Sunday, December 21, 2008

Why does the Garden of Eden Suck and the Glacier of Eden Not Suck?

Why does the Garden of Eden Suck and the Glacier of Eden Not Suck?

By "Garden of Eden" I mean any tropical or sub-tropical culture. The less industrialized or literate of tropical cultures the more they rate as "Garden of Eden".

By "Glacier of Eden" I mean the cultures that reside on land that has at some point had glaciation on it. Not all of the United States has had glaciation on it, so the USA is divided into both Garden and Glacial Edens.

"Glacial of Eden" does not equal G8, or industrialized countries, necessarily. The indigenous people of northernmost North America, Greenland, Iceland, Europe and Asia are included. To the south, Chile and New Zealand. The Han Chinese are especially included due to their early origins as the world's first polar culture (predating their migration into China).

The criteria is not industrialization, or literacy. I am not agitprop-ing for Aryan supremacy at all here. It is about places that suck, and do not suck, in 2008. That map of suckness seems to cooperate very well with the ice versus tropics map.

White prejudice, enslavement and military power are usually a cornerstone of most narratives seeking the cause of cultural misery. Why the success of native peoples in Alaska and Greenland? By success I mean they have worked with the global power and monetary system, leveraging/establishing their land rights effectively to both keep their homes and homeland while renting access to oil, mining, fishing, and timber harvesting. ( I have lived with and been close friends with people fitting this description in Akutan Alaska ) So why the relative misery in Africa versus Alaskan indigenous success?

Where I am agitprop-ing is in the realm of reverence. The "Gardens of Eden" seem to hardcoded into mainstream dialogue as a desirable place, a natural place, the place "being human" defaults to by the origin stories in the Bible and secular anthropology. This reverence is misplaced. We should be looking further towards the poles of the earth when seeking anything worth revering, we ( especially those in the Garden ) should be looking at the cold places as the places that are the gems of "being human".

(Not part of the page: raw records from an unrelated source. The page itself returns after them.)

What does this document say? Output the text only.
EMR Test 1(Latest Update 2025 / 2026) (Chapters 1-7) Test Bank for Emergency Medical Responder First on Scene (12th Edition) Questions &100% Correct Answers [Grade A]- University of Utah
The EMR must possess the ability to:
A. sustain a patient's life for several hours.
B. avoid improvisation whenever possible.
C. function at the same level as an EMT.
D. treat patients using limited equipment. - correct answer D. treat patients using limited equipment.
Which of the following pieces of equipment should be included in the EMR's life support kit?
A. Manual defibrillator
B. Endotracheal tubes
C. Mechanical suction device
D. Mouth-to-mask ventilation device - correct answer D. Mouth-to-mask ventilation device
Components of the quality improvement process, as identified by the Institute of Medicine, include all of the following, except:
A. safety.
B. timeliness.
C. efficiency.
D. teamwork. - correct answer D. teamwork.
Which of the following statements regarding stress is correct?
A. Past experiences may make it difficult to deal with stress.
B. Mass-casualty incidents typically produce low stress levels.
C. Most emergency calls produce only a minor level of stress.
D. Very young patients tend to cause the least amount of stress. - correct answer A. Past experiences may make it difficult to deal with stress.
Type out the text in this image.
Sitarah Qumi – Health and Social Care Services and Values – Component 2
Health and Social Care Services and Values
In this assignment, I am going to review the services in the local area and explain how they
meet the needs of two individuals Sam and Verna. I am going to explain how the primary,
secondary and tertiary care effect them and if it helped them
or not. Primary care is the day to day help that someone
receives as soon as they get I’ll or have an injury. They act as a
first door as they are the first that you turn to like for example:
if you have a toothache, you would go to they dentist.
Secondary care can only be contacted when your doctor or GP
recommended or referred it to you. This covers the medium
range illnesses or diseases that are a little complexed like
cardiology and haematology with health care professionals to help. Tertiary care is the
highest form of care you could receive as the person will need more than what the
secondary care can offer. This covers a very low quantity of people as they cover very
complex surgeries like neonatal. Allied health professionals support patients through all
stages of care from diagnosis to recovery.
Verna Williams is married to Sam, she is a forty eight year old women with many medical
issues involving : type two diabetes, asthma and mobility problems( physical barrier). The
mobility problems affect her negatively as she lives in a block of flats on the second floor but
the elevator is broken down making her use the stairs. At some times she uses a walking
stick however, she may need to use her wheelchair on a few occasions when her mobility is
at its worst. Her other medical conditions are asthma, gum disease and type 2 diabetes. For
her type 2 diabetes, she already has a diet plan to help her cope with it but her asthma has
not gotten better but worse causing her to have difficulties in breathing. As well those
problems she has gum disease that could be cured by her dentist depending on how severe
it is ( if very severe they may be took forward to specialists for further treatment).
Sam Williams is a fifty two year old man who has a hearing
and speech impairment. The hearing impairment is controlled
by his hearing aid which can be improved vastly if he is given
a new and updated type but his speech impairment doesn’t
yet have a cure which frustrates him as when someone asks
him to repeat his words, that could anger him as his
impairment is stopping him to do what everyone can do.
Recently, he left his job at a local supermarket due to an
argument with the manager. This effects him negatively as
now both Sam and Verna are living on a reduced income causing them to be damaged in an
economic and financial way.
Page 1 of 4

I have a nebulous and unfinished guess as to why glaciers generate less miserable cultures. It is a little about technology, but please don't think of trains. planes, phones, and computers. It is more technology in form of clothes and maybe food storage. Warm places do not demand very technical clothes, cold places do. Warm places have food more ready to serve right on the vine or tree. I believe Glacier of Edens make the human mind work with more contingency. Above that, I think the entire culture that emerges is a Contingent Culture. While all cultures have minefields of political/familial contingency to challenge the mind with, the glacial cultures had a load of cognitive challenge more ever present and demanding. The ice was an evolutionary filter, thinning from the population those that got their empiricism wrong. Glacial Edens are a place where the question "is it it better to be right or happy?" [link] is answered with survivors who all answered with "Being right". Garden of Edens, for millennia, answered with "being happy".

Millennia of breeding people who answer "being happy" has, ironically, produced people more miserable in today's world.

( Written the morning after the Dec 20th snow storm in Seattle, the photo is my own taken in Seattle )

1 comment:

B. F. Galbraith said...

My sister majored in Canadian Studies, and I used her as a reference for a paper I wrote on Canadian culture. Canadian culture seems to "work together" more consistently than USA, while simultaneously having more tolerance for ethnic diversity. This seems consistent with your post here.